Le offerte di CRC si sono avvicinate a 770-780 euro per tonnellata franco fabbrica e a circa 800 euro per tonnellata franco fabbrica di HDG. Ma gli acquirenti hanno stimato prezzi negoziabili inferiori, pari a 730 euro per tonnellata franco fabbrica per il CRC e 750 euro per tonnellata franco fabbrica per l’HDG.
Le prenotazioni per le consegne di gennaio e febbraio sono state piuttosto limitate. La domanda reale è piuttosto bassa e le importazioni di CRC sono molto competitive, quindi le acciaierie europee hanno difficoltà a spuntare prezzi più alti.
I prezzi del CRC e dell’HDG stanno salendo, ma molto lentamente. Tuttavia, quando i prezzi dei coils a caldo si stabilizzano a livelli più alti, è questione di tempo prima che CRC e HDG seguano l’esempio. L’HRC è la materia prima per la produzione di CRC, mentre il CRC viene utilizzato per produrre HDG.
Dalla settimana conclusasi il 10 novembre, le acciaierie europee hanno spinto per un aumento delle offerte di HRC, fino a 680-700 euro per tonnellata franco fabbrica. Secondo le stime delle acciaierie, il premio per il CRC rispetto all’HRC dovrebbe essere di “almeno 100 euro per tonnellata” e di almeno 120-130 euro per tonnellata per l’HDG, considerando i costi attuali.

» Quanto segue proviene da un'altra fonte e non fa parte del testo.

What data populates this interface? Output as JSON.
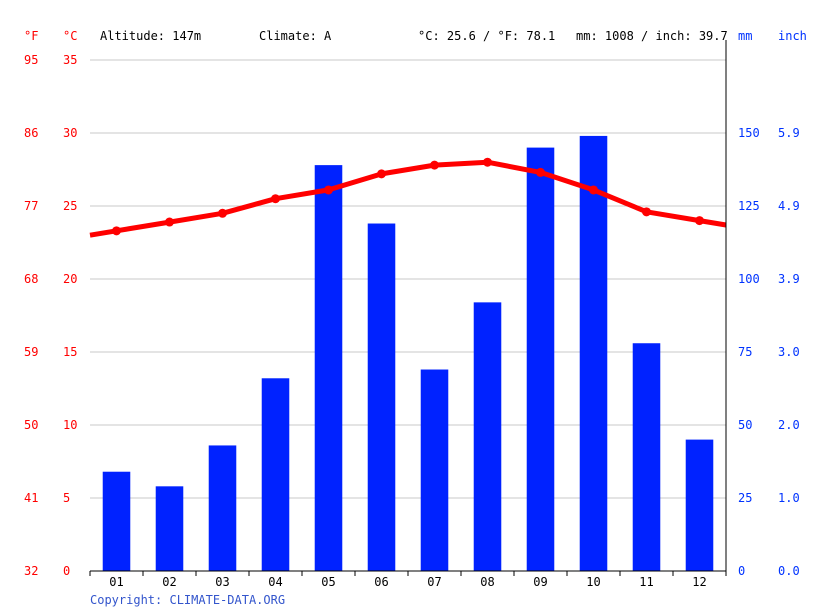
{
  "header": {
    "unit_f": "°F",
    "unit_c": "°C",
    "altitude": "Altitude: 147m",
    "climate": "Climate: A",
    "temp_avg": "°C: 25.6 / °F: 78.1",
    "precip_total": "mm: 1008 / inch: 39.7",
    "unit_mm": "mm",
    "unit_inch": "inch"
  },
  "footer": {
    "copyright": "Copyright: CLIMATE-DATA.ORG"
  },
  "colors": {
    "temperature": "#ff0000",
    "precipitation": "#0022ff",
    "grid": "#c8c8c8"
  },
  "chart_data": {
    "type": "bar+line",
    "categories": [
      "01",
      "02",
      "03",
      "04",
      "05",
      "06",
      "07",
      "08",
      "09",
      "10",
      "11",
      "12"
    ],
    "series": [
      {
        "kind": "bar",
        "axis": "right",
        "values": [
          34,
          29,
          43,
          66,
          139,
          119,
          69,
          92,
          145,
          149,
          78,
          45
        ]
      },
      {
        "kind": "line",
        "axis": "left",
        "values": [
          23.3,
          23.9,
          24.5,
          25.5,
          26.1,
          27.2,
          27.8,
          28.0,
          27.3,
          26.1,
          24.6,
          24.0
        ]
      }
    ],
    "y_left": {
      "range": [
        0,
        35
      ],
      "ticks_c": [
        "0",
        "5",
        "10",
        "15",
        "20",
        "25",
        "30",
        "35"
      ],
      "ticks_f": [
        "32",
        "41",
        "50",
        "59",
        "68",
        "77",
        "86",
        "95"
      ]
    },
    "y_right": {
      "range": [
        0,
        175
      ],
      "ticks_mm": [
        "0",
        "25",
        "50",
        "75",
        "100",
        "125",
        "150"
      ],
      "ticks_inch": [
        "0.0",
        "1.0",
        "2.0",
        "3.0",
        "3.9",
        "4.9",
        "5.9"
      ]
    },
    "grid": true
  }
}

La valutazione settimanale di Commodity Evolution per il prezzo dell’acciaio laminato a freddo, franco Nord Europa, è di 730 euro per tonnellata il 10 novembre mentre per i coils zincati a caldo franco Europa del Nord, è di 750 euro/ton.
Nel frattempo, le offerte competitive dei fornitori d’oltreoceano hanno esercitato un’ulteriore pressione sui prezzi europei. A differenza dell’HRC, per le importazioni di CRC non ci sono problemi di allocazione legati alle restrizioni all’importazione dell’UE e il divario di prezzo con le acciaierie europee è abbastanza praticabile.
Le offerte di CRC di origine taiwanese per la spedizione di gennaio sono state segnalate a 685 euro per tonnellata CFR ai porti europei, mentre le offerte di CRC dalla Corea del Sud e dal Giappone si aggiravano intorno ai 700-710 euro per tonnellata CFR.